На углу Мирд-стрит Рыжик сдался. Он стоял, ощущая вялую боль, сальное лицо бедняги раздирала любовь к Герману, а возлюбленный его убегал по узкой улочке между фронтонами старых домов. Сообразив на полпути, что никто его не догоняет, Герман обернулся.
— Не ходи, Герман! — выдавил Рыжик, чьи щеки, лоб, губы шевелились и подергивались от гнева, боровшегося со страданием. Глянув в другую сторону, Герман увидел на дальнем конце Мирд-стрит стоящий у бордюра солидный лимузин. Дверца его была распахнута, на заднем сидении виднелся Дориан Грей и золотистые волосы его светились в отзывающемся шкатулкой для драгоценностей нутре машины.

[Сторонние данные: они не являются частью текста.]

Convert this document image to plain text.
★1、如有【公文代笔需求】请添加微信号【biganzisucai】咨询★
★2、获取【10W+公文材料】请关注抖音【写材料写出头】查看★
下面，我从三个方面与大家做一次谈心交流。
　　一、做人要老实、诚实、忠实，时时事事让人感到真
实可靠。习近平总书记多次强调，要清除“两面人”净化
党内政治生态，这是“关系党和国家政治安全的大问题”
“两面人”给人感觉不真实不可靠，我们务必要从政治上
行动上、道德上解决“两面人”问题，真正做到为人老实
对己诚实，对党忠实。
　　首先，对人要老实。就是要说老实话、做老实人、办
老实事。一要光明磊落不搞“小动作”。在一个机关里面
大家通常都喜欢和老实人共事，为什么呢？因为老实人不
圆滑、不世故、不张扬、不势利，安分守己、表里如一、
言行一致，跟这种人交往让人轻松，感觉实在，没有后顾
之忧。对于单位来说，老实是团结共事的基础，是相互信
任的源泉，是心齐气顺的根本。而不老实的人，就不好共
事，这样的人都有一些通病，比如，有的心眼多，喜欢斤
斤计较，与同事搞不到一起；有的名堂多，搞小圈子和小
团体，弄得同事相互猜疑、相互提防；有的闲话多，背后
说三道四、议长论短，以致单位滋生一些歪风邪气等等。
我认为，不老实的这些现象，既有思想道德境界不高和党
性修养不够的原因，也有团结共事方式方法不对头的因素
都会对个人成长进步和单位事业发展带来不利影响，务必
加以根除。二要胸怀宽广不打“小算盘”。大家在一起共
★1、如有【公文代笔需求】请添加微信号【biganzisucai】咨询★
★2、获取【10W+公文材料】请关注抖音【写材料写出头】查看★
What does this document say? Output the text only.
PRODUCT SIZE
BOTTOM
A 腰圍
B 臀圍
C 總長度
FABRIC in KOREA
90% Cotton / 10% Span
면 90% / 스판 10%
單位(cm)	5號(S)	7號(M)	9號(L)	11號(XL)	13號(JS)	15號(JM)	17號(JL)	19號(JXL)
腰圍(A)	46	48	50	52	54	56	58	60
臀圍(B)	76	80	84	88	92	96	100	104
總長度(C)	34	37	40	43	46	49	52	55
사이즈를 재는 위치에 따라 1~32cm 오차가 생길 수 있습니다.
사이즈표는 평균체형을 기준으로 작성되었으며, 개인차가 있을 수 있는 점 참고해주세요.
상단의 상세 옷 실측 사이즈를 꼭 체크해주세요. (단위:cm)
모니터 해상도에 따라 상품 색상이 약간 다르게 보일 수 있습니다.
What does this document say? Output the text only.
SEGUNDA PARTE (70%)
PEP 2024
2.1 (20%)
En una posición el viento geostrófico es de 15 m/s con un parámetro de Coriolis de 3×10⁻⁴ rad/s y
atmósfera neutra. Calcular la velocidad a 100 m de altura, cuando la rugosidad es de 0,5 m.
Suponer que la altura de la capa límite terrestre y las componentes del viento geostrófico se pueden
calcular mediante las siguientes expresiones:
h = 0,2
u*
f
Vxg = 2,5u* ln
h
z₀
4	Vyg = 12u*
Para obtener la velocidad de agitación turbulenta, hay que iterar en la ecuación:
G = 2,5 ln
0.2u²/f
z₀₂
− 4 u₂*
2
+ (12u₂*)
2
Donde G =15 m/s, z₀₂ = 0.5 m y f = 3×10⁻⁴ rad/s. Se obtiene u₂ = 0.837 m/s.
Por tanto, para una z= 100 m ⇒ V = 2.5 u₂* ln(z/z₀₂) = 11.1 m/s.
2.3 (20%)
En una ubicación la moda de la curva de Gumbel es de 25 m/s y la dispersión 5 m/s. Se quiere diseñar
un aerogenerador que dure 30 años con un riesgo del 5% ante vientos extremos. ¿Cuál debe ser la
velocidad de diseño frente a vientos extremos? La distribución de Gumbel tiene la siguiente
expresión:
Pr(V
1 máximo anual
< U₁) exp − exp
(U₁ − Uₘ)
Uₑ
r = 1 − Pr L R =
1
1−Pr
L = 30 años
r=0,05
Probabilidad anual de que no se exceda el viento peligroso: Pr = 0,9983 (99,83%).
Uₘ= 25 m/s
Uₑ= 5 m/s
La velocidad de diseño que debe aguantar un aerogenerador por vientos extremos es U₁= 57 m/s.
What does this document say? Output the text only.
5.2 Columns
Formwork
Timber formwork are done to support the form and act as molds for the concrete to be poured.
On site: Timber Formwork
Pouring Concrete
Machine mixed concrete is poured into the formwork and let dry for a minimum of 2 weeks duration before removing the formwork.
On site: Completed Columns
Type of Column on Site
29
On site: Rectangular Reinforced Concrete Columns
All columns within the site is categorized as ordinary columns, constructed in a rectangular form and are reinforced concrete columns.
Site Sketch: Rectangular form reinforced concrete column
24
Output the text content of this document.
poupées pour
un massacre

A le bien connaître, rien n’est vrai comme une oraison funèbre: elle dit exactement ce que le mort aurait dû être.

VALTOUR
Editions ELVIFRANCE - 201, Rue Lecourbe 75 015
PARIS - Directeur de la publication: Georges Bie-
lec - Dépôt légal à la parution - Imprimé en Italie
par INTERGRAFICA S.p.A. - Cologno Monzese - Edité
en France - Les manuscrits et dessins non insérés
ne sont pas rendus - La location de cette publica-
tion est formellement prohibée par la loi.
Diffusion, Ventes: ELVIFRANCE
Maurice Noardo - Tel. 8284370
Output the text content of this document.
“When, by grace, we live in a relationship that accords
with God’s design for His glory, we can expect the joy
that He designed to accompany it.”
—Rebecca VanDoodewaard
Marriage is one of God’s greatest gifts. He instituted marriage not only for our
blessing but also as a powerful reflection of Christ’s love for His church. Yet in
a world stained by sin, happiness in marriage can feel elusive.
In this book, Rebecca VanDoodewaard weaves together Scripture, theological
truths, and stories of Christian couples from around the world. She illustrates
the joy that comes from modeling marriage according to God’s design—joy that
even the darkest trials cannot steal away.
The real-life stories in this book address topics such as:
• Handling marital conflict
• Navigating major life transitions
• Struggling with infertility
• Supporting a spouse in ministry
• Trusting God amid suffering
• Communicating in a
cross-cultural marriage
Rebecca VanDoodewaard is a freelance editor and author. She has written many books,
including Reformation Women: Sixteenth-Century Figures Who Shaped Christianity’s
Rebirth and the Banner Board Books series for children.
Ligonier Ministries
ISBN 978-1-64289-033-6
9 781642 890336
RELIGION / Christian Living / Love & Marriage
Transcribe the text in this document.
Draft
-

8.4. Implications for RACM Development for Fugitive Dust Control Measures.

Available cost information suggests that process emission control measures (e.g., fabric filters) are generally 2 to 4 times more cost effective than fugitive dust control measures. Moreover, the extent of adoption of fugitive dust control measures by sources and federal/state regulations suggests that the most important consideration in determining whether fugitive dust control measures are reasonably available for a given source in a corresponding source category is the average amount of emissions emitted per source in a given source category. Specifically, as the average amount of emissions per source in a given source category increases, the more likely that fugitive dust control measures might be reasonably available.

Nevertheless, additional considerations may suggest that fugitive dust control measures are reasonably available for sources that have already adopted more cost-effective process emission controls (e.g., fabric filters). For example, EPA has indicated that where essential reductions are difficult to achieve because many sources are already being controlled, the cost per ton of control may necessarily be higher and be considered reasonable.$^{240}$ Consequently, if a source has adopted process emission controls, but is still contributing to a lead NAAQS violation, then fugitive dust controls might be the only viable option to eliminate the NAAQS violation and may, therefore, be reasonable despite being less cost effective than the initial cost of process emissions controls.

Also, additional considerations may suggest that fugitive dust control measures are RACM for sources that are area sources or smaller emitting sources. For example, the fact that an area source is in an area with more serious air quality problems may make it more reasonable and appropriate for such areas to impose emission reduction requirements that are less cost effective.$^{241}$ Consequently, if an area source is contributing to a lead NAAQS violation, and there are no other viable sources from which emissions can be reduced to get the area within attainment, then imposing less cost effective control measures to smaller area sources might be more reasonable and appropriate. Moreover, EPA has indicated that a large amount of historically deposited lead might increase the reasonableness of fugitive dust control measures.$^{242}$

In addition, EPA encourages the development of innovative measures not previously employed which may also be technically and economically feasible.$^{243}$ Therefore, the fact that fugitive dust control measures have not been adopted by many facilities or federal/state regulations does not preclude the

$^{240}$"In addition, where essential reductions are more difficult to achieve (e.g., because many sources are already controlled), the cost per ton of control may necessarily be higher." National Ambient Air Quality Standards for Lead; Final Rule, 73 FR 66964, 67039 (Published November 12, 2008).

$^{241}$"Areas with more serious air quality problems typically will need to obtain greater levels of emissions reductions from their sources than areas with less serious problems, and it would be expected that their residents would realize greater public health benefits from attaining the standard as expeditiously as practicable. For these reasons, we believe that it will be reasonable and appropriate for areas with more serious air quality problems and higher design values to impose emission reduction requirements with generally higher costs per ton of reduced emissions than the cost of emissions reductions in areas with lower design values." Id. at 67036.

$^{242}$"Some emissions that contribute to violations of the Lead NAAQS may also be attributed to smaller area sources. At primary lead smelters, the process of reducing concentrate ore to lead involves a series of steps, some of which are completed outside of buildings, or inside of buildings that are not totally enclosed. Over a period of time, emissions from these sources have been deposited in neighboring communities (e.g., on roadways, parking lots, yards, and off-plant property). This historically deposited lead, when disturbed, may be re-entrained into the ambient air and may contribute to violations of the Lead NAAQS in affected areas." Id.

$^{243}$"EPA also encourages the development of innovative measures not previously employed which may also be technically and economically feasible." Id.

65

— Я тебя вижу, прекрасный-падла-принц! Вижу! — Эти выкрики заставили Германа решиться. Сила раздиравших Рыжика чувств толкнула его вперед, он подбежал к машине, запрыгнул в нее и сразу же обнял Дориана. Лязгнула дверца, машина уехала. Рыжик остался на месте, визжа в густеющих сумерках Лондона: Гер-ман! Гер-ман! Гер-ман!
Подошвы твоих ступней исколоты и изодраны сучьями, ты переступаешь на цыпочках по верхушкам деревьев Баттерси-парка и по икрам твоим стекает растительный сок. Время от времени твой шаг вспугивает спящих по гнездам голубей и они болбочут в сонной тревоге. В этой части Лондона находились некогда старые бойни, тухлая вода стояла здесь, и цыгане разбивали шатры и варили клей из конины, вот почему здешний воздух так дурен. Никакое имперское благоустройство не способно сокрыть это зловоние, болота, лежащие под увеселительными парками, и миазмы, просачивающиеся из-под нисходящих декоративных террас.
Ты приостанавливаешься в прогалине между одной чередой деревьев и следующей за нею, нагибаешься над Гребным озером, вглядываясь в бурое колыхание рдестов и фантиков от конфет. Нет, в эту эру город никакого величия не являет. Чувствуя себя умирающим, он упрощает заведенные в нем порядки, обменивая самые основательные и прочные свои владения на сентиментальные безделушки и пластиковую мишуру. Он норовит обратиться в гигантскую бабушкину квартиру, в которой — при сохраняющейся еще видимости независимости, — о всех его повседневных нуждах будет заботиться кто-то другой.